Yang's cremated remains are interred behind the museum at the Zhoukoudian site alongside those of his colleagues, Pei Wenzhong and Jia Lanpo.

In 2007, when Lü Junchang and colleagues described a second species of Yunnanosaurus, they named it Yunnanosaurus youngi in Yang's honour.[3]

Notes and References

  1. News: Yang Zhongjian (1897–1979) . Peking Man Site Museum . Chinese geologist and vertebrate palaeontologist. In 1928, he worked as a technician at the Geological Survey of China, and took charge of the excavation at Zhoukoudian.
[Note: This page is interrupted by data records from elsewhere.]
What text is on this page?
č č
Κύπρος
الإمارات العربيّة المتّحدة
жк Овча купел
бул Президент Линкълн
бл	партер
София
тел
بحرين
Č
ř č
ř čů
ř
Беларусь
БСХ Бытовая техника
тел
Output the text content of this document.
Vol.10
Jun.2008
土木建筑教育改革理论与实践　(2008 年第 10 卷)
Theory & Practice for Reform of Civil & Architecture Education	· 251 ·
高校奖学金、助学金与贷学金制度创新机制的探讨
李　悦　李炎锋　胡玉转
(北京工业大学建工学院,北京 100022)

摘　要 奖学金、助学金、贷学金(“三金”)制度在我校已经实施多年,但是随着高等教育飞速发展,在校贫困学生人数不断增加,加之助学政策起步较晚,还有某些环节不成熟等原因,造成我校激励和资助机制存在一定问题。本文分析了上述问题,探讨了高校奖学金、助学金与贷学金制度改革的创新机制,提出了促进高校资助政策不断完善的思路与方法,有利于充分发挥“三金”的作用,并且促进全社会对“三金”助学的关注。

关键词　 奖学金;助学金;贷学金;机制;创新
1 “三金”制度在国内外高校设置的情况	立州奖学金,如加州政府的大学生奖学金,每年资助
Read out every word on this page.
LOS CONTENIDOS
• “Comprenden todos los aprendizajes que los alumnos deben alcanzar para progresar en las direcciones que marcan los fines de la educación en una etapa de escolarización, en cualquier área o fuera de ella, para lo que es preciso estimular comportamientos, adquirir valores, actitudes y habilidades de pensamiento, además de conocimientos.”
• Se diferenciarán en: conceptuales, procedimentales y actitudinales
After the establishment of the Cenozoic Research Laboratory, he had been working as its director of Vertebrate Palaeontological Laboratory, the director of the Institute of Vertebrate Palaeontology and Palaeoanthropology of Chinese Academy of Sciences respectively..
  2. Book: Dong Zhiming. Dong Zhiming. 1992. Dinosaurian Faunas of China. China Ocean Press, Beijing. 3-540-52084-8.
  3. Lu, J., Li, T., Zhong, S., Azuma, Y., Fujita, M., Dong, Z., and Ji, Q. (2007). "New yunnanosaurid dinosaur (Dinosauria, Prosauropoda) from the Middle Jurassic Zhanghe Formation of Yuanmou, Yunnan Province of China." Memoir of the Fukui Prefectural Dinosaur Museum, 6: 1-15.